Der ARD-Senderverbund setzte sich nach langem Ringen um Gottschalk gegen das ZDF durch. Der Mainzer Sender hatte dem Entertainer nach dessen Rückzugsankündigung von "Wetten, dass..?" einen Vertrag über eine wöchentliche Talkshow sowie einige Abendshows angeboten.

Umbau komplett

Damit ist der Umbau des quotenschwachen ARD-Vorabends so gut wie komplett: Die tägliche Sendezeit für die Soap "Verbotene Liebe" wurde verdoppelt, ab Herbst sollen daran im täglichen Wechsel neue, regional verankerte humorige Krimiserien anschließen, und im Januar kommt Gottschalk oben drauf.

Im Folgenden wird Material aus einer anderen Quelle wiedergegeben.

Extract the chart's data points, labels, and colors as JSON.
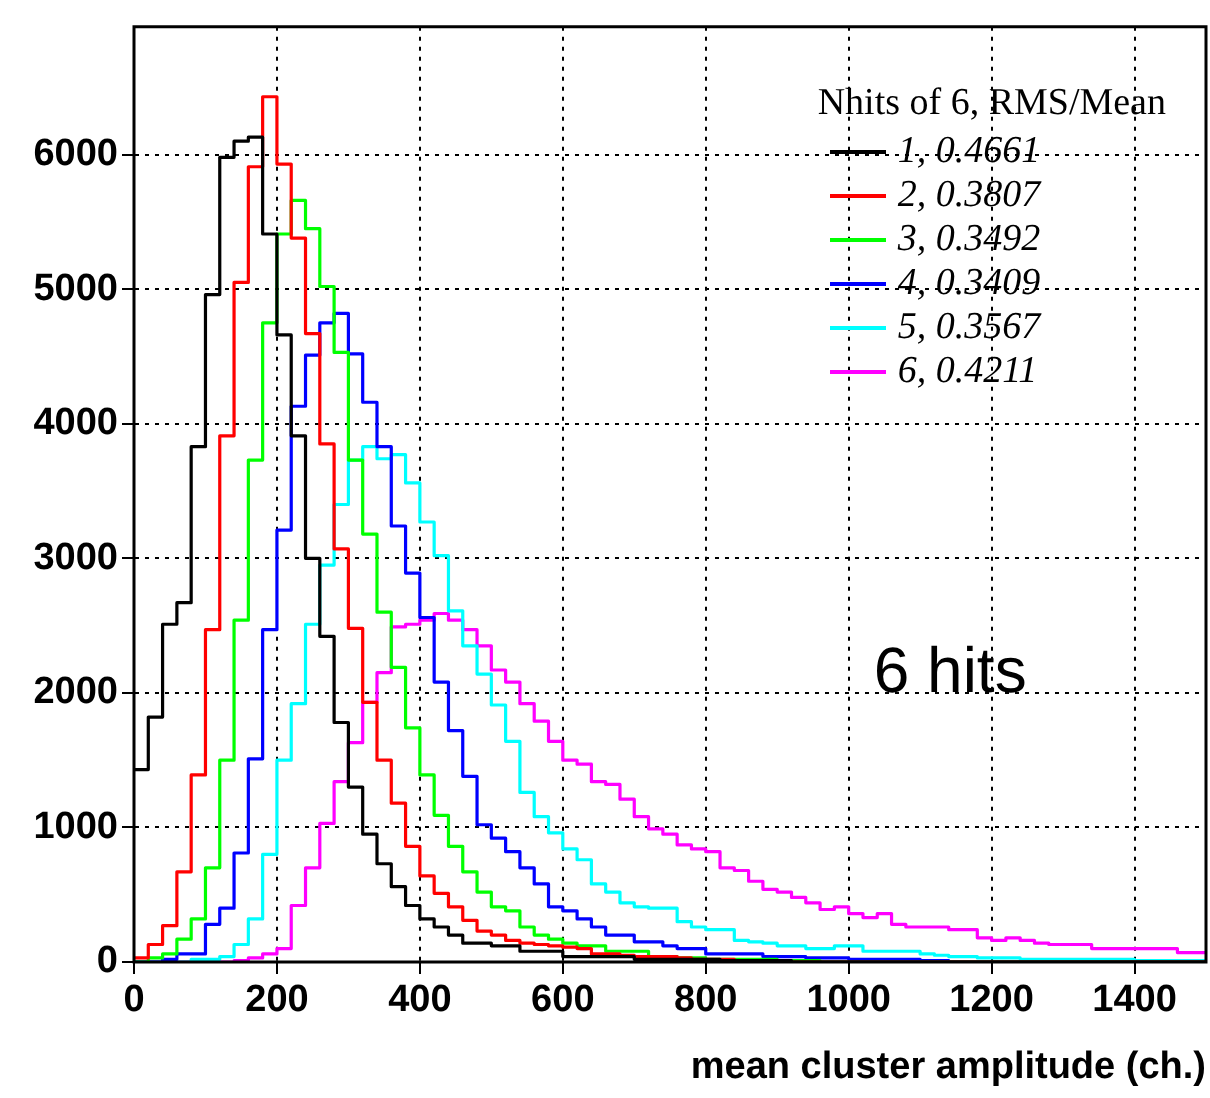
{
  "chart_data": {
    "type": "histogram",
    "xlabel": "mean cluster amplitude (ch.)",
    "legend_title": "Nhits of 6, RMS/Mean",
    "annotations": [
      "6 hits"
    ],
    "bins": [
      0,
      20,
      40,
      60,
      80,
      100,
      120,
      140,
      160,
      180,
      200,
      220,
      240,
      260,
      280,
      300,
      320,
      340,
      360,
      380,
      400,
      420,
      440,
      460,
      480,
      500,
      520,
      540,
      560,
      580,
      600,
      620,
      640,
      660,
      680,
      700,
      720,
      740,
      760,
      780,
      800,
      820,
      840,
      860,
      880,
      900,
      920,
      940,
      960,
      980,
      1000,
      1020,
      1040,
      1060,
      1080,
      1100,
      1120,
      1140,
      1160,
      1180,
      1200,
      1220,
      1240,
      1260,
      1280,
      1300,
      1320,
      1340,
      1360,
      1380,
      1400,
      1420,
      1440,
      1460,
      1480,
      1500
    ],
    "series": [
      {
        "name": "1, 0.4661",
        "color": "#000000",
        "values": [
          1430,
          1820,
          2510,
          2670,
          3830,
          4960,
          5980,
          6100,
          6130,
          5410,
          4660,
          3910,
          3000,
          2420,
          1780,
          1300,
          950,
          730,
          560,
          420,
          320,
          260,
          200,
          140,
          140,
          120,
          120,
          80,
          80,
          80,
          40,
          40,
          40,
          40,
          40,
          20,
          20,
          20,
          20,
          20,
          20,
          10,
          10,
          10,
          10,
          10,
          0,
          0,
          0,
          0,
          0,
          0,
          0,
          0,
          0,
          0,
          0,
          0,
          0,
          0,
          0,
          0,
          0,
          0,
          0,
          0,
          0,
          0,
          0,
          0,
          0,
          0,
          0,
          0,
          0
        ]
      },
      {
        "name": "2, 0.3807",
        "color": "#ff0000",
        "values": [
          30,
          130,
          270,
          670,
          1390,
          2470,
          3910,
          5050,
          5910,
          6430,
          5930,
          5380,
          4670,
          3850,
          3070,
          2480,
          1930,
          1500,
          1180,
          860,
          640,
          510,
          410,
          310,
          230,
          200,
          160,
          140,
          130,
          120,
          110,
          100,
          60,
          60,
          50,
          40,
          40,
          40,
          30,
          20,
          20,
          20,
          10,
          10,
          10,
          0,
          0,
          0,
          0,
          0,
          0,
          0,
          0,
          0,
          0,
          0,
          0,
          0,
          0,
          0,
          0,
          0,
          0,
          0,
          0,
          0,
          0,
          0,
          0,
          0,
          0,
          0,
          0,
          0,
          0
        ]
      },
      {
        "name": "3, 0.3492",
        "color": "#00ff00",
        "values": [
          0,
          30,
          60,
          170,
          320,
          700,
          1500,
          2540,
          3730,
          4750,
          5410,
          5660,
          5450,
          5020,
          4530,
          3730,
          3180,
          2600,
          2190,
          1740,
          1390,
          1090,
          860,
          670,
          520,
          410,
          380,
          260,
          200,
          170,
          140,
          120,
          120,
          80,
          80,
          80,
          40,
          40,
          30,
          30,
          20,
          20,
          20,
          20,
          20,
          10,
          10,
          10,
          0,
          0,
          0,
          0,
          0,
          0,
          0,
          0,
          0,
          0,
          0,
          0,
          0,
          0,
          0,
          0,
          0,
          0,
          0,
          0,
          0,
          0,
          0,
          0,
          0,
          0,
          0
        ]
      },
      {
        "name": "4, 0.3409",
        "color": "#0000ff",
        "values": [
          0,
          0,
          20,
          60,
          60,
          280,
          400,
          810,
          1510,
          2470,
          3210,
          4130,
          4510,
          4750,
          4820,
          4520,
          4160,
          3830,
          3240,
          2890,
          2560,
          2080,
          1720,
          1380,
          1020,
          920,
          820,
          700,
          580,
          410,
          380,
          320,
          260,
          200,
          200,
          150,
          150,
          120,
          100,
          100,
          60,
          60,
          60,
          60,
          40,
          40,
          40,
          30,
          30,
          30,
          20,
          20,
          20,
          20,
          20,
          10,
          10,
          0,
          0,
          0,
          0,
          0,
          0,
          0,
          0,
          0,
          0,
          0,
          0,
          0,
          0,
          0,
          0,
          0,
          0
        ]
      },
      {
        "name": "5, 0.3567",
        "color": "#00ffff",
        "values": [
          0,
          0,
          0,
          0,
          20,
          20,
          40,
          130,
          320,
          800,
          1500,
          1920,
          2510,
          2950,
          3400,
          3730,
          3830,
          3740,
          3770,
          3560,
          3270,
          3020,
          2610,
          2350,
          2140,
          1910,
          1640,
          1260,
          1080,
          960,
          840,
          760,
          580,
          520,
          440,
          410,
          400,
          400,
          300,
          260,
          240,
          240,
          160,
          150,
          140,
          120,
          120,
          100,
          100,
          120,
          120,
          80,
          80,
          80,
          80,
          60,
          50,
          40,
          40,
          30,
          30,
          30,
          20,
          20,
          20,
          20,
          20,
          20,
          20,
          20,
          10,
          10,
          10,
          10,
          10
        ]
      },
      {
        "name": "6, 0.4211",
        "color": "#ff00ff",
        "values": [
          0,
          0,
          0,
          0,
          0,
          0,
          0,
          10,
          30,
          60,
          100,
          420,
          700,
          1030,
          1340,
          1630,
          1930,
          2150,
          2490,
          2510,
          2540,
          2590,
          2540,
          2470,
          2350,
          2170,
          2080,
          1920,
          1790,
          1640,
          1500,
          1470,
          1340,
          1320,
          1210,
          1080,
          990,
          950,
          870,
          840,
          820,
          700,
          680,
          600,
          540,
          520,
          480,
          440,
          390,
          410,
          360,
          330,
          360,
          280,
          260,
          260,
          260,
          240,
          240,
          180,
          160,
          180,
          160,
          140,
          130,
          130,
          130,
          100,
          100,
          100,
          100,
          100,
          100,
          70,
          70
        ]
      }
    ],
    "xlim": [
      0,
      1500
    ],
    "xticks": [
      0,
      200,
      400,
      600,
      800,
      1000,
      1200,
      1400
    ],
    "ylim": [
      0,
      6950
    ],
    "yticks": [
      0,
      1000,
      2000,
      3000,
      4000,
      5000,
      6000
    ],
    "grid": true,
    "legend": "top right",
    "line_style": "solid"
  }
}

Zusätzlich geht Kai Pflaume freitags - am Gottschalk-Ruhetag - mit einem neuen Quiz auf Sendung. Derzeit arbeite Gottschalk mit den Produzenten der Sendung, der Firma Grundy Light Entertainment, an seinem Wohnort Los Angeles am Konzept der neuen Show, hieß es von der ARD.

Anfang kommenden Jahres dürfte der Entertainer mit seiner Familie dann vermutlich seltener in den USA sein, sondern häufiger auf seinem 150 Jahre alten Schloss in Remagen nahe Bonn, das die Familie derzeit nur sporadisch bewohnt.